Prepare for ‘all-out war,’ N Korea’s Kim tells troops

Prepare for ‘all-out war,’ N Korea’s Kim tells troops

Prepare for ‘all-out war,’ N Korea’s Kim tells troops

North Korean leader Kim Jong-Un (C) waves from a boat during his visit to the Jangjae Islet Defence Detachment and Mu Islet Hero Defence Detachment on the front, near the border with South Korea, southwest of Pyongyang March 7, 2013 in this picture released by the North's official KCNA news agency in Pyongyang March 8, 2013. REUTERS/KCNA

North Korean leader Kim Jong-un called on his troops March 8 to prepare for “all-out war” after declaring it was voiding non-aggression pacts with South Korea and severing a hotline with Seoul.

As tension continues to rise on the Korean peninsula, Kim Jong-un has visited a frontline unit that shelled the South in 2010 and said the North’s military was “fully ready to fight a Korean-style, all-out war.”

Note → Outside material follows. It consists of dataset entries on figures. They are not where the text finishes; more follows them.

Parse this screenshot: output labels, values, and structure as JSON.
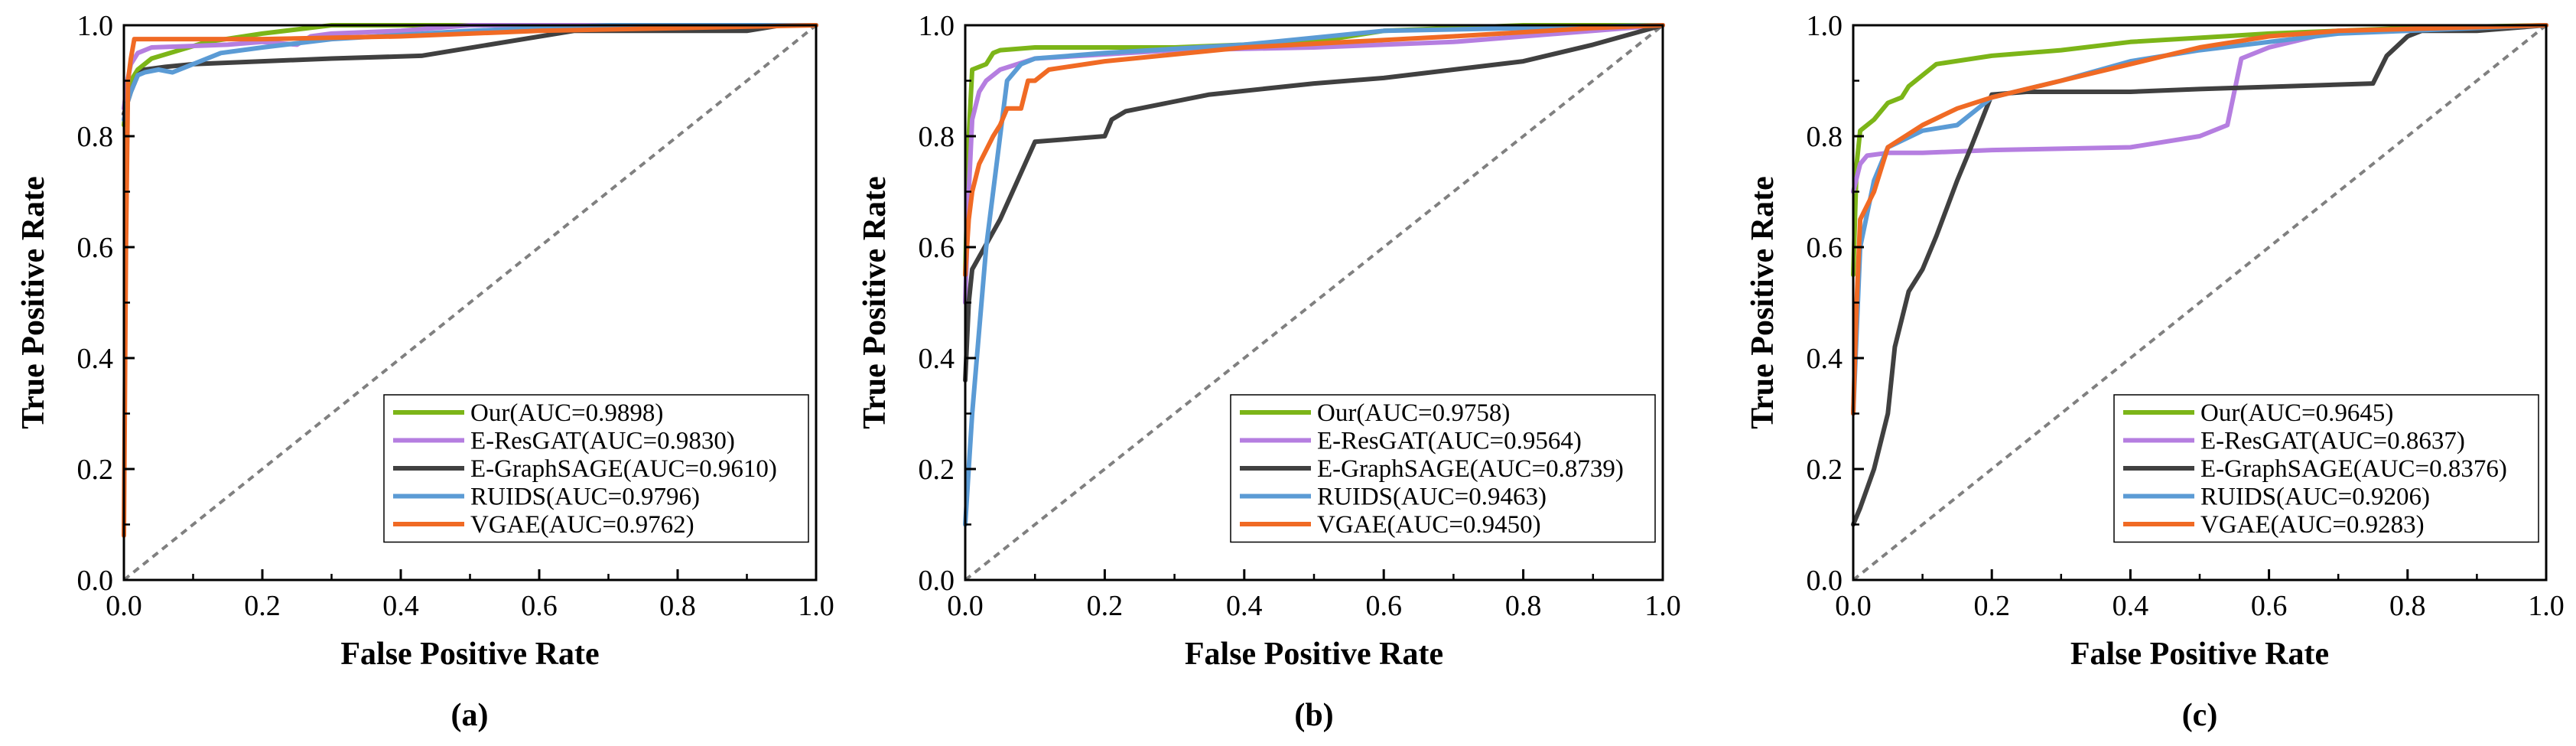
{
  "colors": {
    "Our": "#7cb518",
    "E-ResGAT": "#b57ee0",
    "E-GraphSAGE": "#404040",
    "RUIDS": "#5b9bd5",
    "VGAE": "#f06a24",
    "diagonal": "#808080"
  },
  "chart_data": [
    {
      "type": "line",
      "caption": "(a)",
      "xlabel": "False Positive Rate",
      "ylabel": "True Positive Rate",
      "xlim": [
        0,
        1
      ],
      "ylim": [
        0,
        1
      ],
      "xticks": [
        "0.0",
        "0.2",
        "0.4",
        "0.6",
        "0.8",
        "1.0"
      ],
      "yticks": [
        "0.0",
        "0.2",
        "0.4",
        "0.6",
        "0.8",
        "1.0"
      ],
      "legend_position": "bottom-right",
      "series": [
        {
          "name": "Our",
          "label": "Our(AUC=0.9898)",
          "x": [
            0,
            0.005,
            0.01,
            0.02,
            0.04,
            0.08,
            0.12,
            0.2,
            0.3,
            0.5,
            0.7,
            1.0
          ],
          "y": [
            0.82,
            0.88,
            0.9,
            0.92,
            0.94,
            0.955,
            0.97,
            0.985,
            1.0,
            1.0,
            1.0,
            1.0
          ]
        },
        {
          "name": "E-ResGAT",
          "label": "E-ResGAT(AUC=0.9830)",
          "x": [
            0,
            0.005,
            0.01,
            0.02,
            0.04,
            0.15,
            0.2,
            0.25,
            0.27,
            0.3,
            0.4,
            0.5,
            1.0
          ],
          "y": [
            0.85,
            0.9,
            0.93,
            0.95,
            0.96,
            0.965,
            0.97,
            0.965,
            0.98,
            0.985,
            0.99,
            1.0,
            1.0
          ]
        },
        {
          "name": "E-GraphSAGE",
          "label": "E-GraphSAGE(AUC=0.9610)",
          "x": [
            0,
            0.005,
            0.01,
            0.02,
            0.03,
            0.06,
            0.1,
            0.2,
            0.3,
            0.43,
            0.65,
            0.9,
            0.95,
            1.0
          ],
          "y": [
            0.84,
            0.86,
            0.88,
            0.91,
            0.92,
            0.925,
            0.93,
            0.935,
            0.94,
            0.945,
            0.99,
            0.99,
            1.0,
            1.0
          ]
        },
        {
          "name": "RUIDS",
          "label": "RUIDS(AUC=0.9796)",
          "x": [
            0,
            0.005,
            0.01,
            0.02,
            0.03,
            0.05,
            0.07,
            0.1,
            0.14,
            0.2,
            0.3,
            0.5,
            0.7,
            1.0
          ],
          "y": [
            0.83,
            0.86,
            0.88,
            0.91,
            0.915,
            0.92,
            0.915,
            0.93,
            0.95,
            0.96,
            0.975,
            0.99,
            1.0,
            1.0
          ]
        },
        {
          "name": "VGAE",
          "label": "VGAE(AUC=0.9762)",
          "x": [
            0,
            0.003,
            0.006,
            0.01,
            0.015,
            0.1,
            0.2,
            0.4,
            0.5,
            0.6,
            1.0
          ],
          "y": [
            0.08,
            0.6,
            0.9,
            0.94,
            0.975,
            0.975,
            0.975,
            0.98,
            0.985,
            0.99,
            1.0
          ]
        }
      ]
    },
    {
      "type": "line",
      "caption": "(b)",
      "xlabel": "False Positive Rate",
      "ylabel": "True Positive Rate",
      "xlim": [
        0,
        1
      ],
      "ylim": [
        0,
        1
      ],
      "xticks": [
        "0.0",
        "0.2",
        "0.4",
        "0.6",
        "0.8",
        "1.0"
      ],
      "yticks": [
        "0.0",
        "0.2",
        "0.4",
        "0.6",
        "0.8",
        "1.0"
      ],
      "legend_position": "bottom-right",
      "series": [
        {
          "name": "Our",
          "label": "Our(AUC=0.9758)",
          "x": [
            0,
            0.005,
            0.01,
            0.03,
            0.04,
            0.05,
            0.1,
            0.3,
            0.5,
            0.6,
            0.8,
            1.0
          ],
          "y": [
            0.55,
            0.8,
            0.92,
            0.93,
            0.95,
            0.955,
            0.96,
            0.96,
            0.97,
            0.99,
            1.0,
            1.0
          ]
        },
        {
          "name": "E-ResGAT",
          "label": "E-ResGAT(AUC=0.9564)",
          "x": [
            0,
            0.005,
            0.01,
            0.02,
            0.03,
            0.05,
            0.1,
            0.3,
            0.5,
            0.7,
            0.9,
            1.0
          ],
          "y": [
            0.5,
            0.7,
            0.83,
            0.88,
            0.9,
            0.92,
            0.94,
            0.955,
            0.96,
            0.97,
            0.99,
            1.0
          ]
        },
        {
          "name": "E-GraphSAGE",
          "label": "E-GraphSAGE(AUC=0.8739)",
          "x": [
            0,
            0.005,
            0.01,
            0.05,
            0.1,
            0.2,
            0.21,
            0.23,
            0.35,
            0.5,
            0.6,
            0.7,
            0.8,
            0.9,
            1.0
          ],
          "y": [
            0.36,
            0.5,
            0.56,
            0.65,
            0.79,
            0.8,
            0.83,
            0.845,
            0.875,
            0.895,
            0.905,
            0.92,
            0.935,
            0.965,
            1.0
          ]
        },
        {
          "name": "RUIDS",
          "label": "RUIDS(AUC=0.9463)",
          "x": [
            0,
            0.01,
            0.02,
            0.03,
            0.05,
            0.06,
            0.08,
            0.1,
            0.2,
            0.4,
            0.6,
            1.0
          ],
          "y": [
            0.1,
            0.3,
            0.45,
            0.6,
            0.8,
            0.9,
            0.93,
            0.94,
            0.95,
            0.965,
            0.99,
            1.0
          ]
        },
        {
          "name": "VGAE",
          "label": "VGAE(AUC=0.9450)",
          "x": [
            0,
            0.005,
            0.01,
            0.02,
            0.04,
            0.05,
            0.06,
            0.08,
            0.09,
            0.1,
            0.12,
            0.2,
            0.4,
            0.7,
            0.9,
            1.0
          ],
          "y": [
            0.55,
            0.65,
            0.7,
            0.75,
            0.8,
            0.82,
            0.85,
            0.85,
            0.9,
            0.9,
            0.92,
            0.935,
            0.96,
            0.98,
            0.995,
            1.0
          ]
        }
      ]
    },
    {
      "type": "line",
      "caption": "(c)",
      "xlabel": "False Positive Rate",
      "ylabel": "True Positive Rate",
      "xlim": [
        0,
        1
      ],
      "ylim": [
        0,
        1
      ],
      "xticks": [
        "0.0",
        "0.2",
        "0.4",
        "0.6",
        "0.8",
        "1.0"
      ],
      "yticks": [
        "0.0",
        "0.2",
        "0.4",
        "0.6",
        "0.8",
        "1.0"
      ],
      "legend_position": "bottom-right",
      "series": [
        {
          "name": "Our",
          "label": "Our(AUC=0.9645)",
          "x": [
            0,
            0.005,
            0.01,
            0.03,
            0.05,
            0.07,
            0.08,
            0.1,
            0.12,
            0.2,
            0.3,
            0.4,
            0.6,
            0.8,
            1.0
          ],
          "y": [
            0.55,
            0.75,
            0.81,
            0.83,
            0.86,
            0.87,
            0.89,
            0.91,
            0.93,
            0.945,
            0.955,
            0.97,
            0.985,
            0.995,
            1.0
          ]
        },
        {
          "name": "E-ResGAT",
          "label": "E-ResGAT(AUC=0.8637)",
          "x": [
            0,
            0.01,
            0.02,
            0.05,
            0.1,
            0.2,
            0.4,
            0.5,
            0.54,
            0.56,
            0.6,
            0.65,
            0.7,
            0.8,
            1.0
          ],
          "y": [
            0.7,
            0.75,
            0.765,
            0.77,
            0.77,
            0.775,
            0.78,
            0.8,
            0.82,
            0.94,
            0.96,
            0.975,
            0.99,
            0.99,
            1.0
          ]
        },
        {
          "name": "E-GraphSAGE",
          "label": "E-GraphSAGE(AUC=0.8376)",
          "x": [
            0,
            0.01,
            0.03,
            0.05,
            0.06,
            0.08,
            0.1,
            0.12,
            0.15,
            0.17,
            0.2,
            0.25,
            0.4,
            0.5,
            0.75,
            0.77,
            0.8,
            0.82,
            0.9,
            1.0
          ],
          "y": [
            0.1,
            0.13,
            0.2,
            0.3,
            0.42,
            0.52,
            0.56,
            0.62,
            0.72,
            0.78,
            0.875,
            0.88,
            0.88,
            0.885,
            0.895,
            0.945,
            0.98,
            0.99,
            0.99,
            1.0
          ]
        },
        {
          "name": "RUIDS",
          "label": "RUIDS(AUC=0.9206)",
          "x": [
            0,
            0.01,
            0.03,
            0.05,
            0.1,
            0.15,
            0.2,
            0.3,
            0.4,
            0.5,
            0.6,
            0.7,
            1.0
          ],
          "y": [
            0.3,
            0.6,
            0.72,
            0.78,
            0.81,
            0.82,
            0.87,
            0.9,
            0.935,
            0.955,
            0.97,
            0.985,
            1.0
          ]
        },
        {
          "name": "VGAE",
          "label": "VGAE(AUC=0.9283)",
          "x": [
            0,
            0.005,
            0.01,
            0.03,
            0.05,
            0.1,
            0.15,
            0.2,
            0.3,
            0.4,
            0.5,
            0.6,
            0.7,
            1.0
          ],
          "y": [
            0.3,
            0.5,
            0.65,
            0.7,
            0.78,
            0.82,
            0.85,
            0.87,
            0.9,
            0.93,
            0.96,
            0.98,
            0.99,
            1.0
          ]
        }
      ]
    }
  ]
}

Pictured with binoculars, Kim stressed “the need for soldiers to keep themselves fully ready to go into action to annihilate the enemy any time an order is issued and instructed them to deal deadly blows at enemies and blow up their positions,” North Korean state media reported. He inspected artillery units on Mu Island that shelled the nearby South Korean island of Yeonpyeong in November 2010, killing four people and triggering an exchange of fire that sparked fears of a full-blown conflict.

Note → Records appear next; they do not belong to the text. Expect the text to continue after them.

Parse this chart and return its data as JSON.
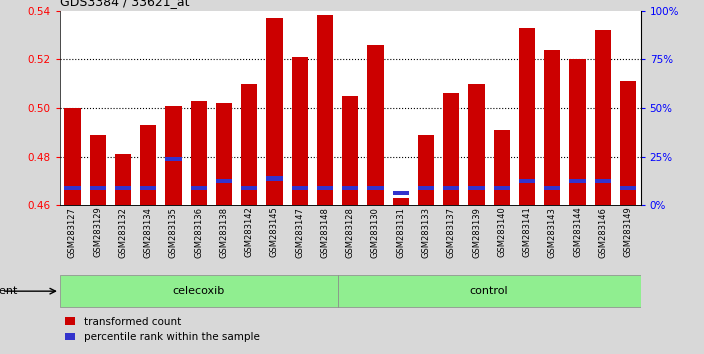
{
  "title": "GDS3384 / 33621_at",
  "samples": [
    "GSM283127",
    "GSM283129",
    "GSM283132",
    "GSM283134",
    "GSM283135",
    "GSM283136",
    "GSM283138",
    "GSM283142",
    "GSM283145",
    "GSM283147",
    "GSM283148",
    "GSM283128",
    "GSM283130",
    "GSM283131",
    "GSM283133",
    "GSM283137",
    "GSM283139",
    "GSM283140",
    "GSM283141",
    "GSM283143",
    "GSM283144",
    "GSM283146",
    "GSM283149"
  ],
  "transformed_count": [
    0.5,
    0.489,
    0.481,
    0.493,
    0.501,
    0.503,
    0.502,
    0.51,
    0.537,
    0.521,
    0.538,
    0.505,
    0.526,
    0.463,
    0.489,
    0.506,
    0.51,
    0.491,
    0.533,
    0.524,
    0.52,
    0.532,
    0.511
  ],
  "percentile_rank": [
    0.467,
    0.467,
    0.467,
    0.467,
    0.479,
    0.467,
    0.47,
    0.467,
    0.471,
    0.467,
    0.467,
    0.467,
    0.467,
    0.465,
    0.467,
    0.467,
    0.467,
    0.467,
    0.47,
    0.467,
    0.47,
    0.47,
    0.467
  ],
  "groups": [
    "celecoxib",
    "celecoxib",
    "celecoxib",
    "celecoxib",
    "celecoxib",
    "celecoxib",
    "celecoxib",
    "celecoxib",
    "celecoxib",
    "celecoxib",
    "celecoxib",
    "control",
    "control",
    "control",
    "control",
    "control",
    "control",
    "control",
    "control",
    "control",
    "control",
    "control",
    "control"
  ],
  "bar_color": "#CC0000",
  "blue_color": "#3333CC",
  "ymin": 0.46,
  "ymax": 0.54,
  "yticks": [
    0.46,
    0.48,
    0.5,
    0.52,
    0.54
  ],
  "right_yticks": [
    0,
    25,
    50,
    75,
    100
  ],
  "right_yticklabels": [
    "0%",
    "25%",
    "50%",
    "75%",
    "100%"
  ],
  "background_color": "#d8d8d8",
  "plot_bg": "#ffffff",
  "group_color": "#90EE90"
}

Footage of the visit showed him being greeted by chanting troops who were held back as they surged toward him. Their families brought their children to meet him, with one woman encouraging her daughter forward for a hug. At the end of the trip, the soldiers ran down to the beach and waded chest deep into the freezing water clutching at Kim’s motor launch as it moved away.

North would perish

South Korea quickly condemned its neighbor. “If North Korea attacks South Korea with a nuclear weapon, Kim Jong-un’s regime will perish from the earth,” Defense Ministry spokesman Kim Min-seok said. “Although atomic bombs were used twice in the past to end World War II, if a nuclear bomb is used against a free and democratic society...then mankind would not forgive it.”

China also stepped in on the tension, calling for “calm and restraint” and to avoid actions that might further escalate tensions.

Kim’s call came after North Korea announced a vow to scrap peace pacts and sever a hotline with South Korea as it upped the ante after its recent atomic test in a response to new U.N. sanctions.

It has even threatened a “pre-emptive nuclear attack” against the United States and South Korea.

North Korea “abrogates all agreements on non-aggression reached between the North and the South,” the state-run Committee for the Peaceful Reunification of Korea (CPRK) said in the latest statement.

The CPRK said the pacts would be voided as of March 11, the same day that Pyongyang has vowed to rip up the 1953 armistice agreement that ended Korean War hostilities. “It also notifies the South side that it will immediately cut off the North-South hotline,” the committee said. The hotline was installed in 1971 and the North has severed it on five occasions in the past, most recently in 2010.

Seoul, Tokyo in range, not US

SEOUL - Reuters

North Korea has plenty of military firepower even if its threat this week of a pre-emptive nuclear strike on the United States is a hollow one, with South Korea most at risk from the isolated regime’s artillery and rockets.

Japan, separated by less than 1,000 kilometers of water and a frequent target of North Korea’s ire, is also in easy range of Pyongyang’s short- and mid-range missiles. Experts say North Korea is years away from being able to hit continental America with a nuclear weapon despite a decades-long push toward an atomic capability.

North Korea has around 12,000 artillery guns, many arrayed near the border. It also has an arsenal of intermediate range missiles in operational deployment, some of which can travel more than 3,000 kilometers. That puts South Korea and Japan in range as well as the U.S. territory of Guam.

In pure numbers, North Korea’s military looks formidable, much larger than the more affluent South in both personnel and equipment. The North’s 1.2 million soldiers face off against 640,000 South Korean troops who are backed up by 26,000 U.S. personnel stationed in the country.

However, Pyongyang’s capabilities are not what the figures would suggest. North Korea has all but abandoned running a conventional military that can engage in sustained battle because of scare resources and has instead focused on nuclear weapons and ballistic missile technology, experts say.